Phrontistery, Jul 28 2012

Ceramic houses http://en.wikipedia...wiki/Ceramic_houses
There is another guy who used wood for heat. [baconbrain, Jul 28 2012]


       I don't understand why there are both hooks and inflating.   

       I do know that there is a recently-developed technique for firing clay houses from the inside (I'll see if I can find it on the Internet). [ ]
baconbrain, Jul 28 2012

       [baconbrain], there are three things described here. One is firebrick with hooks, for the building-foundation. Another is a membrane that is attached to the hooks and is inflated, forming the building-shape. And the third is the liquid brick that coats the membrane.   

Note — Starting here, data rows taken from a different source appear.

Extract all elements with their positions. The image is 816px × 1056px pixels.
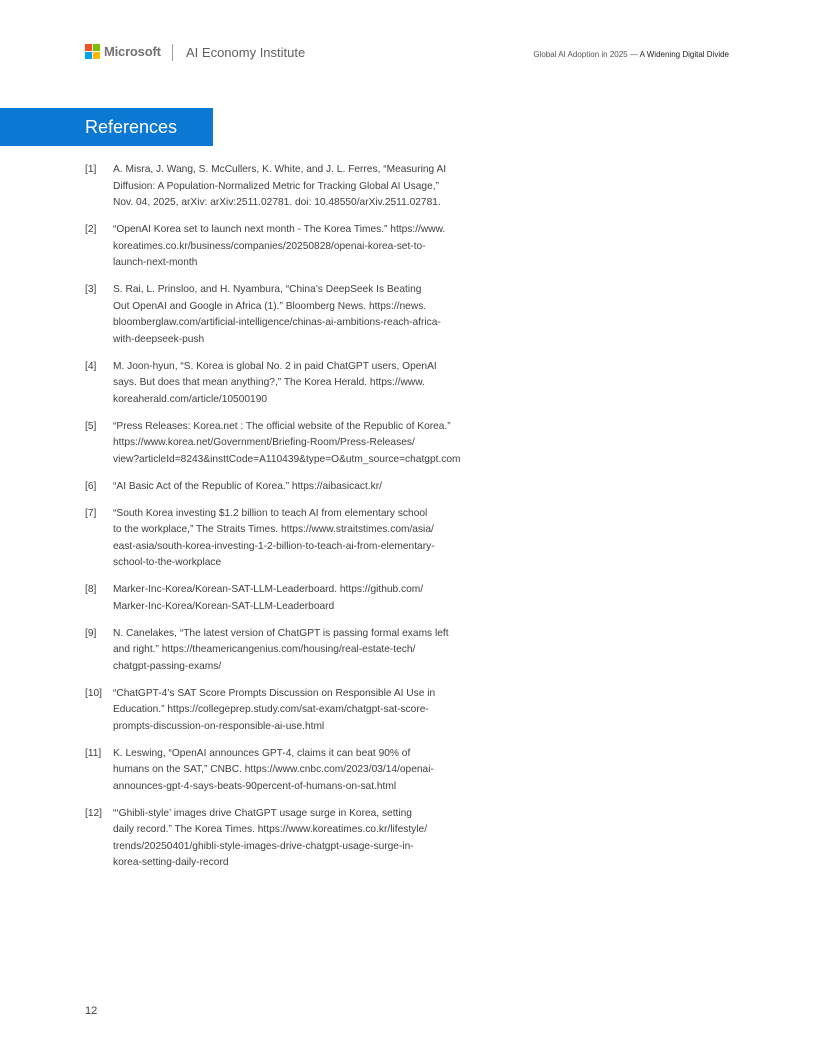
reference-line: prompts-discussion-on-responsible-ai-use.html <box>113 720 325 732</box>
reference-line: humans on the SAT,” CNBC. https://www.cnbc.com/2023/03/14/openai- <box>113 764 434 775</box>
reference-line: “‘Ghibli-style’ images drive ChatGPT usage surge in Korea, setting <box>113 807 412 819</box>
reference-line: K. Leswing, “OpenAI announces GPT-4, claims it can beat 90% of <box>113 747 411 759</box>
reference-line: announces-gpt-4-says-beats-90percent-of-humans-on-sat.html <box>113 780 397 792</box>
reference-line: to the workplace,” The Straits Times. https://www.straitstimes.com/asia/ <box>113 524 434 535</box>
reference-text <box>113 479 510 496</box>
reference-line: S. Rai, L. Prinsloo, and H. Nyambura, “China’s DeepSeek Is Beating <box>113 284 422 295</box>
reference-line: daily record.” The Korea Times. https://www.koreatimes.co.kr/lifestyle/ <box>113 824 428 835</box>
reference-text <box>113 582 510 615</box>
reference-item <box>85 222 510 272</box>
reference-line: Marker-Inc-Korea/Korean-SAT-LLM-Leaderboard. https://github.com/ <box>113 584 424 595</box>
reference-text <box>113 626 510 676</box>
reference-number: [7] <box>85 507 97 519</box>
reference-number: [10] <box>85 687 102 699</box>
reference-text <box>113 746 510 796</box>
reference-number: [9] <box>85 627 97 639</box>
logo-blue-square <box>85 52 92 59</box>
reference-number: [5] <box>85 420 97 432</box>
reference-item <box>85 806 510 872</box>
reference-text <box>113 686 510 736</box>
brand-divider <box>172 44 173 61</box>
reference-line: Nov. 04, 2025, arXiv: arXiv:2511.02781. doi: 10.48550/arXiv.2511.02781. <box>113 197 441 208</box>
reference-text <box>113 506 510 572</box>
section-title: References <box>0 108 213 146</box>
reference-text <box>113 282 510 348</box>
reference-item <box>85 506 510 572</box>
reference-line: “South Korea investing $1.2 billion to teach AI from elementary school <box>113 507 428 519</box>
reference-line: N. Canelakes, “The latest version of ChatGPT is passing formal exams left <box>113 627 449 639</box>
reference-line: “OpenAI Korea set to launch next month - The Korea Times.” https://www. <box>113 224 446 235</box>
reference-number: [4] <box>85 360 97 372</box>
reference-item <box>85 162 510 212</box>
reference-line: “AI Basic Act of the Republic of Korea.” https://aibasicact.kr/ <box>113 480 382 492</box>
reference-item <box>85 282 510 348</box>
reference-item <box>85 359 510 409</box>
reference-text <box>113 419 510 469</box>
reference-line: and right.” https://theamericangenius.com/housing/real-estate-tech/ <box>113 644 416 655</box>
reference-line: “Press Releases: Korea.net : The official website of the Republic of Korea.” <box>113 420 451 432</box>
reference-text <box>113 162 510 212</box>
reference-number: [12] <box>85 807 102 819</box>
reference-line: bloomberglaw.com/artificial-intelligence/chinas-ai-ambitions-reach-africa- <box>113 317 441 328</box>
reference-list <box>85 162 510 882</box>
reference-text <box>113 222 510 272</box>
reference-line: chatgpt-passing-exams/ <box>113 660 222 672</box>
reference-line: korea-setting-daily-record <box>113 857 229 868</box>
reference-line: launch-next-month <box>113 257 198 268</box>
reference-item <box>85 479 510 496</box>
logo-yellow-square <box>93 52 100 59</box>
reference-number: [3] <box>85 284 97 295</box>
reference-line: “ChatGPT-4’s SAT Score Prompts Discussion on Responsible AI Use in <box>113 687 436 699</box>
reference-item <box>85 582 510 615</box>
reference-number: [11] <box>85 747 102 759</box>
reference-line: koreaherald.com/article/10500190 <box>113 393 268 405</box>
reference-number: [1] <box>85 164 97 175</box>
microsoft-windows-logo-icon <box>85 44 100 59</box>
report-title <box>533 50 729 59</box>
reference-item <box>85 746 510 796</box>
report-title-prefix: Global AI Adoption in 2025 — <box>533 50 640 59</box>
page-number: 12 <box>85 1005 98 1017</box>
institute-name: AI Economy Institute <box>186 45 306 60</box>
reference-line: view?articleId=8243&insttCode=A110439&type=O&utm_source=chatgpt.com <box>113 453 461 465</box>
brand-name: Microsoft <box>104 44 161 59</box>
reference-item <box>85 419 510 469</box>
reference-number: [6] <box>85 480 97 492</box>
reference-line: trends/20250401/ghibli-style-images-drive-chatgpt-usage-surge-in- <box>113 840 414 852</box>
reference-text <box>113 806 510 872</box>
reference-line: with-deepseek-push <box>113 333 205 345</box>
reference-line: Education.” https://collegeprep.study.com/sat-exam/chatgpt-sat-score- <box>113 704 429 715</box>
reference-line: Marker-Inc-Korea/Korean-SAT-LLM-Leaderboard <box>113 600 335 612</box>
reference-line: A. Misra, J. Wang, S. McCullers, K. White, and J. L. Ferres, “Measuring AI <box>113 164 447 175</box>
reference-number: [2] <box>85 224 97 235</box>
microsoft-logo <box>85 44 161 59</box>
report-title-emphasis: A Widening Digital Divide <box>639 50 729 59</box>
reference-line: koreatimes.co.kr/business/companies/20250828/openai-korea-set-to- <box>113 240 426 252</box>
reference-line: Out OpenAI and Google in Africa (1).” Bloomberg News. https://news. <box>113 300 427 312</box>
reference-line: M. Joon-hyun, “S. Korea is global No. 2 in paid ChatGPT users, OpenAI <box>113 360 437 372</box>
page-header <box>0 0 816 80</box>
logo-green-square <box>93 44 100 51</box>
reference-line: east-asia/south-korea-investing-1-2-billion-to-teach-ai-from-elementary- <box>113 540 435 552</box>
reference-text <box>113 359 510 409</box>
reference-item <box>85 686 510 736</box>
reference-line: https://www.korea.net/Government/Briefing-Room/Press-Releases/ <box>113 437 415 448</box>
reference-line: Diffusion: A Population-Normalized Metric for Tracking Global AI Usage,” <box>113 180 439 192</box>
reference-item <box>85 626 510 676</box>
reference-line: says. But does that mean anything?,” The Korea Herald. https://www. <box>113 377 425 388</box>
logo-red-square <box>85 44 92 51</box>
reference-number: [8] <box>85 584 97 595</box>
reference-line: school-to-the-workplace <box>113 557 222 568</box>
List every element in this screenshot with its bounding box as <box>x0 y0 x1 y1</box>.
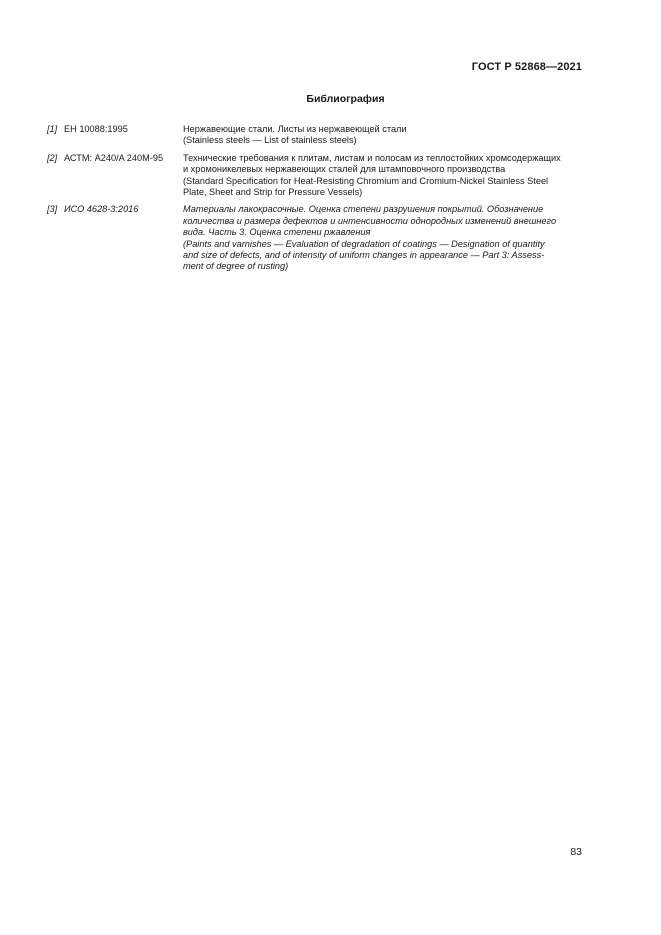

       Some more details about that liquid brick could be appropriate. If too runny, it won't make a thick coating over the membrane, for example.
Vernon, Jul 28 2012

       I think they call this stuff 'clay.'
RayfordSteele, Jul 28 2012

       Thanks, [Vernon]. I see it now---a foundation, an inflatable dome, and clay to coat the dome.
baconbrain, Jul 28 2012

       ^. [+] though apparently baked'ish.   

       In the WP entry they object to oil-firing. Electricity is non-locally polluting and a third the cost of oil.
FlyingToaster, Jul 28 2012

       I should have called this 'Briquid'. Or maybe not.